The U.S. is an increasingly partisan quagmire and the “truth” is challenged left and right. As Stephen J. A. Ward, media ethicist, noted in an interview with the Center for Journalism Ethics at the University of Wisconsin–Madison, the traditional view of objectivity as neutral, “lends itself, in a time of deliberate disinformation, to manipulation. Because basically what is a fact is up for grabs, and if you’re not actively doubting what people are saying you are going to be manipulated.”

Bad news also sells better. At a time when the news media landscape is rapidly changing and newspapers are closing, economic decisions heavily influence the headlines and chasing clicks has consequences — from major errors that will never disappear when everything is online, to the increasing acknowledgment of the toll the constant reporting of traumatic events has on them. As news changes, so does journalism. But it feels very much like the news and journalism haven’t quite figured out how to exist in the digital age. 

“The public is holding on to an almost old-fashioned definition of what being objective is. People confuse objectivity. They think the opposite of objectivity is bias. And it’s much more complicated than that,” McElroy said. “The public still thinks that the ideal journalist is quote, unquote, objective. But we know that term is loaded. And we haven’t given them a better term, I think, partly because we can’t think of a better term.”

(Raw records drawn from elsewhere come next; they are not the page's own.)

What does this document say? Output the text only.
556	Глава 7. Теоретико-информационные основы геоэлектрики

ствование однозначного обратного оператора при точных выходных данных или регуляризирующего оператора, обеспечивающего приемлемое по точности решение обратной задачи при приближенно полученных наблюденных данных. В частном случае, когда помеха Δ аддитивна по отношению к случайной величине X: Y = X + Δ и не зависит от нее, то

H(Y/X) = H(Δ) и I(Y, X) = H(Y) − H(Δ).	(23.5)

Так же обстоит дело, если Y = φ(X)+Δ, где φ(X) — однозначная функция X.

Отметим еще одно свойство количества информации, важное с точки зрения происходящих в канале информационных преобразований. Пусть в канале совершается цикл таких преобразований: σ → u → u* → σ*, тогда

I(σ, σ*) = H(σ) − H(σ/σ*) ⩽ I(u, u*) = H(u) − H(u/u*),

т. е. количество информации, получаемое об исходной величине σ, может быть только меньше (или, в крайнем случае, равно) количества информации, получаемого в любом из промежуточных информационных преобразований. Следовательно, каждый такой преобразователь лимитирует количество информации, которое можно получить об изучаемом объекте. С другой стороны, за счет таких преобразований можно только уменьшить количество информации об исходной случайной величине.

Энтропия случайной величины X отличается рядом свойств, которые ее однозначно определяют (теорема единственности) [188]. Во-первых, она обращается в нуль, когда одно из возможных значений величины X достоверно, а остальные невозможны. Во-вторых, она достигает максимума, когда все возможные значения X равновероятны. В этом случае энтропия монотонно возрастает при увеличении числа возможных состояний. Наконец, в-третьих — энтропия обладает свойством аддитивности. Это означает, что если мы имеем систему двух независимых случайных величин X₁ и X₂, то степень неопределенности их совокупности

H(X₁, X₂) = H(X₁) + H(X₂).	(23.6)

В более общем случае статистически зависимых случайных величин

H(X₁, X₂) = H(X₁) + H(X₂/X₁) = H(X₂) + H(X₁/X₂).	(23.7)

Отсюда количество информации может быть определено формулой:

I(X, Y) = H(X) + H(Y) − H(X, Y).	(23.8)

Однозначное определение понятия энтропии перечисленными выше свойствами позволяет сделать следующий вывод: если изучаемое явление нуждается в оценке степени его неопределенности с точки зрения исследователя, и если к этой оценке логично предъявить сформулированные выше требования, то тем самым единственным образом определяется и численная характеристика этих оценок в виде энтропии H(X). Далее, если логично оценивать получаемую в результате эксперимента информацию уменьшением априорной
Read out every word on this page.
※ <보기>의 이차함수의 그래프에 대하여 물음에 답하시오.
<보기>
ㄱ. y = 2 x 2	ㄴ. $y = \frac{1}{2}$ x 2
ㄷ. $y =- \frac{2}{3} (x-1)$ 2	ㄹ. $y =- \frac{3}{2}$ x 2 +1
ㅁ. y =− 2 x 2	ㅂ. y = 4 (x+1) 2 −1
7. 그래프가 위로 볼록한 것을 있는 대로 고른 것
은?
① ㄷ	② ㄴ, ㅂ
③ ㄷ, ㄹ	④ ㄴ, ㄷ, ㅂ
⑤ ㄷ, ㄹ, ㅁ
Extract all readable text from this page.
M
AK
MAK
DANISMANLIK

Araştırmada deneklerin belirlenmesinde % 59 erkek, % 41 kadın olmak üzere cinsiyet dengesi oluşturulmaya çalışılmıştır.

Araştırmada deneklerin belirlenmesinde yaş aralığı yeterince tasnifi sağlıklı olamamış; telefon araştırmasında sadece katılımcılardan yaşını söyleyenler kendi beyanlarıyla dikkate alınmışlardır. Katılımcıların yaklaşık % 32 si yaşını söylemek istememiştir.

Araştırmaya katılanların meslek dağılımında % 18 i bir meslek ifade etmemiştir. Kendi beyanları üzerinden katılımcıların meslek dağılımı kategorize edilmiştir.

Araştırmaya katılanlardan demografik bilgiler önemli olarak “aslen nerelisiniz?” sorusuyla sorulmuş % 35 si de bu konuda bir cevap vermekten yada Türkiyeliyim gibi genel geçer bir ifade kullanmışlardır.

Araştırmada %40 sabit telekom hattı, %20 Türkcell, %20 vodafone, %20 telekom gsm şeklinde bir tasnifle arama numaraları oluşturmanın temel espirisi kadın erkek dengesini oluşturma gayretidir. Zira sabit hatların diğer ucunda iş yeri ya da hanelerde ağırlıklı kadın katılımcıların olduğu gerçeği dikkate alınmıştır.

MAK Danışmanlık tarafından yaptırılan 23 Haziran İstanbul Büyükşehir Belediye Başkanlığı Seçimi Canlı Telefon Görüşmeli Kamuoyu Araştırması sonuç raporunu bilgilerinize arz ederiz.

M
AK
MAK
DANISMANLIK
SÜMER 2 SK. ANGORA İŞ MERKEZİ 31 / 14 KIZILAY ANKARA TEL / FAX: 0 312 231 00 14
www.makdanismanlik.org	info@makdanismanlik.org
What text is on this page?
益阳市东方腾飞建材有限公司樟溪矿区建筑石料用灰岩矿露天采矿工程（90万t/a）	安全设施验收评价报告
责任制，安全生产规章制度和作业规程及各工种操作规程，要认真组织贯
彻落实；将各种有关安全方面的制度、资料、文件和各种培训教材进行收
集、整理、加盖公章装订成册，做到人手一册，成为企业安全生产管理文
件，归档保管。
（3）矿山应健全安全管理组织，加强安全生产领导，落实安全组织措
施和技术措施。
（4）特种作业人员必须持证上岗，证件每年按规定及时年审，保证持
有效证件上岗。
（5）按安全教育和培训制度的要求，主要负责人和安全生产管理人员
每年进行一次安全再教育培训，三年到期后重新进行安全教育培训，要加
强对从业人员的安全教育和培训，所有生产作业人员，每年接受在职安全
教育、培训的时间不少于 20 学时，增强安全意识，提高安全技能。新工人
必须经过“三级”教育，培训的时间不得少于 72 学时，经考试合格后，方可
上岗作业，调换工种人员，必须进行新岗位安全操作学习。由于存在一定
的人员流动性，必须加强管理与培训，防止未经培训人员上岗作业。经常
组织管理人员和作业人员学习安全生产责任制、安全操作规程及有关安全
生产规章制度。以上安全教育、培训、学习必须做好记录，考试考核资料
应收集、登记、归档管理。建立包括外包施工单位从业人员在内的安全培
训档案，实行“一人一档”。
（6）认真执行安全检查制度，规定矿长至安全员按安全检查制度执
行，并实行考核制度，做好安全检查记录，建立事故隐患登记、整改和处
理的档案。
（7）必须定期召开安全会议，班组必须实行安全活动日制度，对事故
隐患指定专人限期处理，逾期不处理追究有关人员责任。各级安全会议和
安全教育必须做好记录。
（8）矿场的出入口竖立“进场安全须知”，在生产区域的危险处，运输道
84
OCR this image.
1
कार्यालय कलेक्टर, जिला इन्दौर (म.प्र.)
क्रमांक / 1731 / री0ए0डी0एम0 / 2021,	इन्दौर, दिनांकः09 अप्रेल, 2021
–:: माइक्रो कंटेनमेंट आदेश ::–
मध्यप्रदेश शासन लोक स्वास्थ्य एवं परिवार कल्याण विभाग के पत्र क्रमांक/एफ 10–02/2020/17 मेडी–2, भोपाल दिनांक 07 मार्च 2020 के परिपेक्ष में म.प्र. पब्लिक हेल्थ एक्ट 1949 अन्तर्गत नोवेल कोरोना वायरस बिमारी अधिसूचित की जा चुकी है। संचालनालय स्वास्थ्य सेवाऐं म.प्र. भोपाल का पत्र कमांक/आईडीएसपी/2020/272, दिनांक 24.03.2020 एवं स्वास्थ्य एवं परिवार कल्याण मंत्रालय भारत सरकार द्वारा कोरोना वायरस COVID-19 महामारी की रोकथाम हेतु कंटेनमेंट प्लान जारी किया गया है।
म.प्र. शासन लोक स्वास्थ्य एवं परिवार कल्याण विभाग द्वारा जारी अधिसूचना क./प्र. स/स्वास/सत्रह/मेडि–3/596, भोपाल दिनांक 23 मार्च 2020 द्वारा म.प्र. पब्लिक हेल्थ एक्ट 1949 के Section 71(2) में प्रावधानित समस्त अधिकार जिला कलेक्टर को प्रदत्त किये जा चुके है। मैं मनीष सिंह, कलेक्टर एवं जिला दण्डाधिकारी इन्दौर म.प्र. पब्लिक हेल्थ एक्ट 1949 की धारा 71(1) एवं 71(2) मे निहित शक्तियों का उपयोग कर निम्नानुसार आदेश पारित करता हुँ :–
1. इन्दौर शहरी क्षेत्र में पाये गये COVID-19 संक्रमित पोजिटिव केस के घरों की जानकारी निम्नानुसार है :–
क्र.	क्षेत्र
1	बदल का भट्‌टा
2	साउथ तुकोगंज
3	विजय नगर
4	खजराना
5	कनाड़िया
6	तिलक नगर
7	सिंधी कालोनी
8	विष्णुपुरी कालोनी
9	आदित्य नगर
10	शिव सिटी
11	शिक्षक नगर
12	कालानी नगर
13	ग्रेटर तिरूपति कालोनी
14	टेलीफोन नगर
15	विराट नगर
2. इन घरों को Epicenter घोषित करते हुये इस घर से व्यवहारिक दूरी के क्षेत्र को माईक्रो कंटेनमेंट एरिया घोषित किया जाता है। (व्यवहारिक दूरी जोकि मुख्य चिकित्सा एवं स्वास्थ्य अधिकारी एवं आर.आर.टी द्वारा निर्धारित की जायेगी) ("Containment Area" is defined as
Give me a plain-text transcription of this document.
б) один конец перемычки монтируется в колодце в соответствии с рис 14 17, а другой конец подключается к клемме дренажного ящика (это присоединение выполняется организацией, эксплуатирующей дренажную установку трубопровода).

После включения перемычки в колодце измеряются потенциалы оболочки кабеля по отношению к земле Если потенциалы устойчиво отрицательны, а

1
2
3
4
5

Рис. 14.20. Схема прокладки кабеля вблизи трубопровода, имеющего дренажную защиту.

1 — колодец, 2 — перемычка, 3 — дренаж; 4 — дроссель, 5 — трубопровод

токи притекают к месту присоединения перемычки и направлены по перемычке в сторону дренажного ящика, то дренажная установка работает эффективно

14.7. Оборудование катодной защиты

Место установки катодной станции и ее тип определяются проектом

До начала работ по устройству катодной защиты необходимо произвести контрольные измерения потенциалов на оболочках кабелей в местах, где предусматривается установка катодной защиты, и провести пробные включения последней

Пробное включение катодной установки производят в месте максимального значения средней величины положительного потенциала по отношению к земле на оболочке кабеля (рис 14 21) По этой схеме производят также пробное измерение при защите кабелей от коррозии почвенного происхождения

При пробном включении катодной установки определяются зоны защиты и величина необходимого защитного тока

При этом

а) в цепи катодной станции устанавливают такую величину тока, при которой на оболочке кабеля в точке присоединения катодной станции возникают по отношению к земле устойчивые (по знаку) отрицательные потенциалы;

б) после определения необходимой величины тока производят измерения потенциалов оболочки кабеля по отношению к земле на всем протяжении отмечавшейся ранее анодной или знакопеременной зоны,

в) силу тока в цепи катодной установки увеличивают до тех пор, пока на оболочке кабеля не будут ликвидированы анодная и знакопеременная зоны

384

When I asked McElroy what she thinks the alternative is, she told me that journalists “can strive to tell as fully a dimensional story as possible.” I tend to think that objectivity is inherently unidimensional because it excludes much more than it includes, so being fully dimensional would allow in much more of the human perspective, which should include an emotional response or having an inherent interest at the issue at hand.

There is nothing inherently messy about feelings. I can separate my feelings and emotional response from a critical analysis of information and conclude something that I wish wasn’t true. My conclusion is objective — but I am not. Because we continue to see emotion as the opposite of rationality. That the presence of emotion means we feel too strongly. That our biases are showing. That we can’t be objective. And if what we write isn’t “neutral” then the criticism arrives in our inboxes saying that we’re too biased to be professional. 

But if our job is to tell these terrible stories, to ask people to relive some of their worst memories to do so, and then to ask others to read one more thing about an already overwhelming world, why wouldn’t we want to be human? 

Journalists are, by definition, idealists (you almost need to be in order to willingly enter the current media landscape). But, journalists are idealists who think they are realists — presenting the world as it truly is, unfiltered and unedited. Who journalists have been in the past doesn’t work for today. Our world is very different and we have to be different. This objective ideal might have worked in the white patriarchal past, but we do not have to adhere to it today. 

I don’t think we should want to. I certainly would rather entrust someone who understands where I’m coming from with my story, especially if it was one that was hugely traumatic. 

Things are not normal now. Why are we still behaving like it is?